CCI-MOC / openshift-usage-scripts

0 stars 3 forks source link

Create a way to differentiate between Lenovo A100 GPU usage and other A100 usage in OpenShift #40

Closed joachimweyl closed 6 months ago

joachimweyl commented 7 months ago

Motivation

We need to provide invoice data to Lenovo for only their A100s so that we pay them for the time their GPUs are used. Closely related to this issue.

Completion Criteria

invoicing data has a way to track the difference between Lenovo and non-Lenovo GPUs. Or we generate a separate invoice for Lenovo that only shows their data.

Description

Completion dates

Desired - 2024-02-27 Required - 2024-04-05

joachimweyl commented 7 months ago

@naved001 you mentioned "prometheus returns the name of the hypervisor so that’s good." it sounds like this would require having a list of all Lenovo hypervisors to confirm if they are Lenovo. Is that correct?

joachimweyl commented 7 months ago

If the 5 estimate was too much based on the ease of getting the hypervisor name please feel free to shrink the estimate.

naved001 commented 7 months ago

it sounds like this would require having a list of all Lenovo hypervisors to confirm if they are Lenovo. Is that correct?

exactly, or if the name of the hypervisor has "lenovo" (or some other identifying info) in it then we don't have to maintain a list.

msdisme commented 7 months ago

Do we need/have a second issue for capturing openshift multi-instance GPU costs? https://www.redhat.com/en/blog/multi-instance-gpu-support-with-the-gpu-operator-v1.7.0?extIdCarryOver=true&sc_cid=701f2000001OH6fAAG

joachimweyl commented 7 months ago

@msdisme https://github.com/CCI-MOC/ops-issues/issues/1039 is for testing MIG.

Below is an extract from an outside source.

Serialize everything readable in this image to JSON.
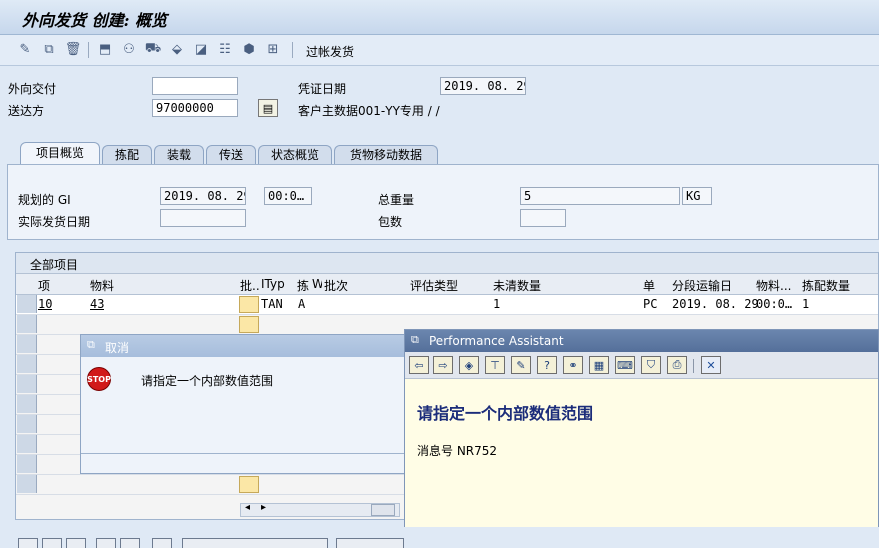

joachimweyl commented 7 months ago

As we currently have no other A100s in OpenShift this issue is a lower priority.

joachimweyl commented 6 months ago

awaiting OpenShift testing to find out the exact compute node name then we can differentiate.

joachimweyl commented 6 months ago

It sounds like the way to differentiate is to create a list of compute nodes that are in this 1st batch of Lenovo loans and track it that way. Work to put this into use will be done in this issue.